ML pipeline¶

Dataset construction¶

The training dataset is built on top of a Latin hypercube sample of five physical parameters (log concentration, valence, temperature, Stern thickness, Stern permittivity) via build_capacitance_dataset. Each sample runs a full GCS sweep across 81 electrode potentials in [-0.4, 0.4] V, yielding a tidy long-format DataFrame.

Concentration is sampled on log10(c) because C_d ∝ √c.
Valence is drawn from a discrete set {1, 2} rather than a continuous range, matching the physics.
Splits are made by sweep, not by row, so no feature vector appears in both the train and test splits (split_by_sample).

Surrogate architecture¶

The surrogate is an MLP with

input dim 6 (5 physical features + electrode potential),
(128, 128, 64) hidden widths by default,
SiLU activations,
optional BatchNorm and dropout,
Kaiming initialisation, linear scalar head.

See MLPConfig and CapacitanceMLP.

Training loop¶

train_model runs AdamW with cosine annealing, gradient norm clipping, and early stopping. Scalers are fitted on the training split only, preventing data leakage. An optional MLflow run logs every hyperparameter and per-epoch metric.

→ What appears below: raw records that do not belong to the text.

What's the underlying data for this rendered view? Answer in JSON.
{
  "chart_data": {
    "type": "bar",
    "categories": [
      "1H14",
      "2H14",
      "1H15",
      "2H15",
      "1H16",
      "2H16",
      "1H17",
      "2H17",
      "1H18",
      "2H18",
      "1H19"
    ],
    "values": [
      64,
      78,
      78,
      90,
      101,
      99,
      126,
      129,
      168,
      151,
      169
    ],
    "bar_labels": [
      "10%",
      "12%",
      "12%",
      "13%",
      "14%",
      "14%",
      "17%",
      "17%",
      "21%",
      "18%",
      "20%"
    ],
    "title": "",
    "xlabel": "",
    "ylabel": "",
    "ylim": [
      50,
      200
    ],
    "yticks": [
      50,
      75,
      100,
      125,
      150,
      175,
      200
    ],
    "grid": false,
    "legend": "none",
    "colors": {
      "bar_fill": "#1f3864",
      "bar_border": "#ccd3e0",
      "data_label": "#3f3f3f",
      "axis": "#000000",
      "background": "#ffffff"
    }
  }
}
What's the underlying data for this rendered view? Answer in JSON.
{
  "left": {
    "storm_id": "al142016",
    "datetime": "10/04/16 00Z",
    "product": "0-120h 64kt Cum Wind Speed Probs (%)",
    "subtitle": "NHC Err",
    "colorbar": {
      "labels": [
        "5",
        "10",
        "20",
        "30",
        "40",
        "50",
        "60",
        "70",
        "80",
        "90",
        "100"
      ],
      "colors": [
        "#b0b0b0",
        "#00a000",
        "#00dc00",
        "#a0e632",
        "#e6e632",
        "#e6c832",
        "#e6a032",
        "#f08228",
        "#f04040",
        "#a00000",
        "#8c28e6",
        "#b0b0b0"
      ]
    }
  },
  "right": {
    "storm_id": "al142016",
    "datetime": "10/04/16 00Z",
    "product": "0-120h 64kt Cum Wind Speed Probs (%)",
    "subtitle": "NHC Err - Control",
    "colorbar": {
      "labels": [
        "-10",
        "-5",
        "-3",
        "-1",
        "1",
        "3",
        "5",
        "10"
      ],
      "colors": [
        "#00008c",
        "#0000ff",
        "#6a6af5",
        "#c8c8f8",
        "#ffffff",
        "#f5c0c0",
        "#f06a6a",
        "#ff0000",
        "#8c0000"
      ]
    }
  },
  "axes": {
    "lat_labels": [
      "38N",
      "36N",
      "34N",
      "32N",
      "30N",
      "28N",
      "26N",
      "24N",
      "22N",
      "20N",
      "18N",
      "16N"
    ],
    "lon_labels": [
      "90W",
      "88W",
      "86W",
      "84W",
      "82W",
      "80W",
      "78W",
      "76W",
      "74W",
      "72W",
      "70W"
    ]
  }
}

from edl_ml.data import SamplingBounds, build_capacitance_dataset, split_by_sample
from edl_ml.ml import MLPConfig, TrainConfig, build_loaders, train_model

df = build_capacitance_dataset(SamplingBounds(), n_samples=1000)
train, val, test = split_by_sample(df)
loaders = build_loaders(train, val, test, batch_size=256)
report = train_model(
    loaders,
    MLPConfig(input_dim=6, hidden_dims=(128, 128, 64), dropout=0.05),
    TrainConfig(max_epochs=200, learning_rate=1e-3,
                mlflow_experiment="edl-ml"),
    checkpoint_path="data/models/model.pt",
)
print(report.test_metrics)   # {'mse': ..., 'rmse': ..., 'mae': ..., 'r2': ..., 'mape': ...}

Hyperparameter optimisation¶

run_optuna_study wraps an Optuna TPE study over width, depth, activation, BatchNorm, dropout, learning rate, and weight decay. Pass a persistent storage URL (sqlite:///edl.db) to resume.

Interpretability¶

Two complementary methods ship with the package:

shap_explain — KernelSHAP on the raw feature space, paired with plot_shap_summary for a beeswarm plot.
permutation_feature_importance — dependency-free alternative that measures MAE increase under column permutation.